The concept of an independent central bank is in fact rather paradoxical, as it is set on the premise that because our elected officials have no say in the setting of monetary policy, it must be an independent institution. This can be seen as the pragmatic argument in favour of such a concept. However, the fact that it is setting interest rates at what sees as the market value, instead of simply allowing interest rates to be set by genuine market values, says to me that it is still a part of the neoliberal, governmental complex that has its fingers in many economic pies. In fact, the central bank has become the centre for the corporatist economic world that we currently live in. Its existence as lender of last resort via deposit insurance and the backing of fractional reserves, as well as its setting of the value of money (i.e. interest rates) means that it has become another arm of big government regulation that ignores the free market and instead does what it likes at an arbitrary whim.

This can be seen most recently in the Great Recession of 2008, where interest rates were maintained at near-zero so as continue to pump demand into the economy via more loans, mortgages and investments, which it certainly did.
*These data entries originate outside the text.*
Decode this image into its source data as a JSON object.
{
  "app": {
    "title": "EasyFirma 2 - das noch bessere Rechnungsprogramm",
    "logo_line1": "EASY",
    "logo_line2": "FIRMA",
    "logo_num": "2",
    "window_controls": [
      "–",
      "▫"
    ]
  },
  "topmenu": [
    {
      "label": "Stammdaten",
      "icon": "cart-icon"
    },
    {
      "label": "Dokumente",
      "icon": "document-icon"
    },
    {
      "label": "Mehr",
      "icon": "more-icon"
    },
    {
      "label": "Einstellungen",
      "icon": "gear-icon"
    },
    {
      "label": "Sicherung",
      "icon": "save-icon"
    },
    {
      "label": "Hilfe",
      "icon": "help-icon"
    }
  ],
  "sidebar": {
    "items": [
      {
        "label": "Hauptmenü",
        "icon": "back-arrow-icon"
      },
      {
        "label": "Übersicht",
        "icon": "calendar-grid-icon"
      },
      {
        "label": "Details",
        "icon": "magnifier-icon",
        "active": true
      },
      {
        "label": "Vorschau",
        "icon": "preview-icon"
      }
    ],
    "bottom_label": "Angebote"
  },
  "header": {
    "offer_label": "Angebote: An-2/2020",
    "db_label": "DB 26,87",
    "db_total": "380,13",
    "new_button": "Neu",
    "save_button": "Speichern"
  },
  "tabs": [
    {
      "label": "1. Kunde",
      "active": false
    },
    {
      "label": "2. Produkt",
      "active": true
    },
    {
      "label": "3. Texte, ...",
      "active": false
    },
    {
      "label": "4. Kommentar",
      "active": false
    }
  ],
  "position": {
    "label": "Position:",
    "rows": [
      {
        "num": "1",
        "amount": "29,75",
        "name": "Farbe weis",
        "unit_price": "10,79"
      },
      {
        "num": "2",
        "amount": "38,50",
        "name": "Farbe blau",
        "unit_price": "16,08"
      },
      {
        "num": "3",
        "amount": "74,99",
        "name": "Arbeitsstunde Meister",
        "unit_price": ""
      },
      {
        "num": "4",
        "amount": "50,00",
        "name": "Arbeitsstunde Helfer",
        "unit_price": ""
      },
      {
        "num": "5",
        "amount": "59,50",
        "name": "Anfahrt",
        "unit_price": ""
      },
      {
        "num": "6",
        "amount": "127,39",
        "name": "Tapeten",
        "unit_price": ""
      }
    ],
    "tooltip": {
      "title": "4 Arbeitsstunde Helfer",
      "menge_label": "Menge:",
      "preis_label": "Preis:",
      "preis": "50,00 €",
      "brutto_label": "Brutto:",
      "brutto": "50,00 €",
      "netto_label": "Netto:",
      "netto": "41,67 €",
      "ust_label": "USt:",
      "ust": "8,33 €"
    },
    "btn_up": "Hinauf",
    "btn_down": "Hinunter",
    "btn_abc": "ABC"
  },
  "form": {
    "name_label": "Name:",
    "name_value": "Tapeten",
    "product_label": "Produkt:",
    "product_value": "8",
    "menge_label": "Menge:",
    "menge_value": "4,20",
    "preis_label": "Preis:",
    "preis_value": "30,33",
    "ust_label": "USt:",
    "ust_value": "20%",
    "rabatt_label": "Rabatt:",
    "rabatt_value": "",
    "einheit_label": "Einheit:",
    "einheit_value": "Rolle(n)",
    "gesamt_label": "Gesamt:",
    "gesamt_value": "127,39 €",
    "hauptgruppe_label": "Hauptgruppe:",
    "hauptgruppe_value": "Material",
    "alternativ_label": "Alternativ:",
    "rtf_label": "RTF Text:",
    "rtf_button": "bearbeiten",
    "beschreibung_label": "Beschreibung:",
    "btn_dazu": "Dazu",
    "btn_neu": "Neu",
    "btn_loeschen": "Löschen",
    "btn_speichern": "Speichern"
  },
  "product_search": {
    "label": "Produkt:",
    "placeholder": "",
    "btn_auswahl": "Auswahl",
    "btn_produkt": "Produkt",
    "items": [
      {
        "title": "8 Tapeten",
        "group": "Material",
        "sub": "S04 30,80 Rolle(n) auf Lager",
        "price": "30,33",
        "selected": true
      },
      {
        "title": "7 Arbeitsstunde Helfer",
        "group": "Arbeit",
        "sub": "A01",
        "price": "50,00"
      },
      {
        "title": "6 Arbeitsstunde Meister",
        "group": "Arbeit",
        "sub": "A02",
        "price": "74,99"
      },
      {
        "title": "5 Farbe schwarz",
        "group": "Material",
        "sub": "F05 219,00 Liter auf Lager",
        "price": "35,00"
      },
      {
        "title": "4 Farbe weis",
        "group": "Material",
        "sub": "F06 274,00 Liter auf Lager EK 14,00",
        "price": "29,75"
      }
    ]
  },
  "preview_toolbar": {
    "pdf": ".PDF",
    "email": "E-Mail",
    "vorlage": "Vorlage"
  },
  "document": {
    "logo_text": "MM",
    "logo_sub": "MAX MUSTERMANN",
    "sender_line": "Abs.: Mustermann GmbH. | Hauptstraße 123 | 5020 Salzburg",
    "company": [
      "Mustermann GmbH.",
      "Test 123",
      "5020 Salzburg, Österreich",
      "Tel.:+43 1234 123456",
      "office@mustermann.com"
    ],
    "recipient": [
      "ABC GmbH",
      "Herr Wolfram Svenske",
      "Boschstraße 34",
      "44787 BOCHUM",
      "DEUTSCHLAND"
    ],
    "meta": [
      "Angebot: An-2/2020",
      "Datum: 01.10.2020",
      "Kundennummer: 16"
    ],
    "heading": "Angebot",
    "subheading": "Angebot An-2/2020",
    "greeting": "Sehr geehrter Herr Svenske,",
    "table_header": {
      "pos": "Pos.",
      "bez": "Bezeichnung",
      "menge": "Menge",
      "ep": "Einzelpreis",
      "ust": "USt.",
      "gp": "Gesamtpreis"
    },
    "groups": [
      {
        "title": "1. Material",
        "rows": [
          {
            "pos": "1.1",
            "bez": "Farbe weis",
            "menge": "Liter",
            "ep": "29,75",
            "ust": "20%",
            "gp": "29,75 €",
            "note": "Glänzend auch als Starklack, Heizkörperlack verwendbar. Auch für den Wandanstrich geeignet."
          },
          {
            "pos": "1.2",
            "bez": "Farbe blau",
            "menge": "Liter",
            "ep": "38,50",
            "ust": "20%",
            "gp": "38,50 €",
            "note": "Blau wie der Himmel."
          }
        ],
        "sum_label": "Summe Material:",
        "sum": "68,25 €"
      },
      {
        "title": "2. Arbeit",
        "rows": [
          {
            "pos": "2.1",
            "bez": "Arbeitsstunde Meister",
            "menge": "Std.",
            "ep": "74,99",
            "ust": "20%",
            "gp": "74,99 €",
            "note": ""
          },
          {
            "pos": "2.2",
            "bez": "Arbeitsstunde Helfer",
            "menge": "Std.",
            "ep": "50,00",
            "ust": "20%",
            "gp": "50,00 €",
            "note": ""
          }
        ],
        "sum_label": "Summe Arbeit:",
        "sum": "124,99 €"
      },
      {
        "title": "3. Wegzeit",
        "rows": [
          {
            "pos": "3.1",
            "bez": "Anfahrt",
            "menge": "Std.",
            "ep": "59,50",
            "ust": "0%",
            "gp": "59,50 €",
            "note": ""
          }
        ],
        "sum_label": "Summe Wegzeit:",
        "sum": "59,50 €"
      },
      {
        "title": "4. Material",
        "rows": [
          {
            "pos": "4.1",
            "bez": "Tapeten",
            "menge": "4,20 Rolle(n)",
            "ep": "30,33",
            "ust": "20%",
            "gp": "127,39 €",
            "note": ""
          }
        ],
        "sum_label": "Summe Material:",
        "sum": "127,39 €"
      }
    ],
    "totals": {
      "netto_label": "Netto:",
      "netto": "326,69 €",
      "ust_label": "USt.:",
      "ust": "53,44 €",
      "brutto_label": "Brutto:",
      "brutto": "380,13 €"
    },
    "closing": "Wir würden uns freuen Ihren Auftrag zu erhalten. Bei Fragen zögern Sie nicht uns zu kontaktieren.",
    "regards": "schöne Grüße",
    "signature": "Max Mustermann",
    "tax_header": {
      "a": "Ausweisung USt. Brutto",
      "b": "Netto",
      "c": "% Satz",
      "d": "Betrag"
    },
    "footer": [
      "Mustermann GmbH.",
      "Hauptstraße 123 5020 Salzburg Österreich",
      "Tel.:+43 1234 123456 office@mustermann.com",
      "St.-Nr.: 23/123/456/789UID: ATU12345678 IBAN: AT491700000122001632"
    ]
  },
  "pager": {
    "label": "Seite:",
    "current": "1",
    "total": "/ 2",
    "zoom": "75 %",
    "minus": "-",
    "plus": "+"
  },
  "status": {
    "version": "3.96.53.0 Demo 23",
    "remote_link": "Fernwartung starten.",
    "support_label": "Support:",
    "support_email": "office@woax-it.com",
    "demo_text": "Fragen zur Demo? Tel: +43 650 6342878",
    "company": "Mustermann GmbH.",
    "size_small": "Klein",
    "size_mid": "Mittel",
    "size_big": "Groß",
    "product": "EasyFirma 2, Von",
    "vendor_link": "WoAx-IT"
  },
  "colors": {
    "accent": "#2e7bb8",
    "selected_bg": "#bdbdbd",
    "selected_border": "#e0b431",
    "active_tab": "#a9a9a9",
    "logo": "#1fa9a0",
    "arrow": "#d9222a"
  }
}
However, the demand stripped supply, meaning that many of these loans and investments were worthless, as was seen when people were being evicted from their homes and runs were being done on banks. This could further be seen in the bank bailouts that weren’t government loans or nationalisation, but were instead quantitative easing-based injections, that instead of letting banks fail rather injected them with credit and capital. This was done at the expense of significantly weaker currency and a continuation of unaffordable inflation.

This type of influence on the economy cannot be the work of a truly independent body. Instead, the central bank is another arm of neoliberal big government that continues to pick winners and losers in the market and set monetary policy on a whim. It’s complete ignorance of the market as well as its stranglehold on currency suggests that it can only be part of our modern, undemocratic, bureaucratised governments, because if it were in the market, such an inefficient institution wouldn’t have lasted long. In the end, the central bank is independent in name only.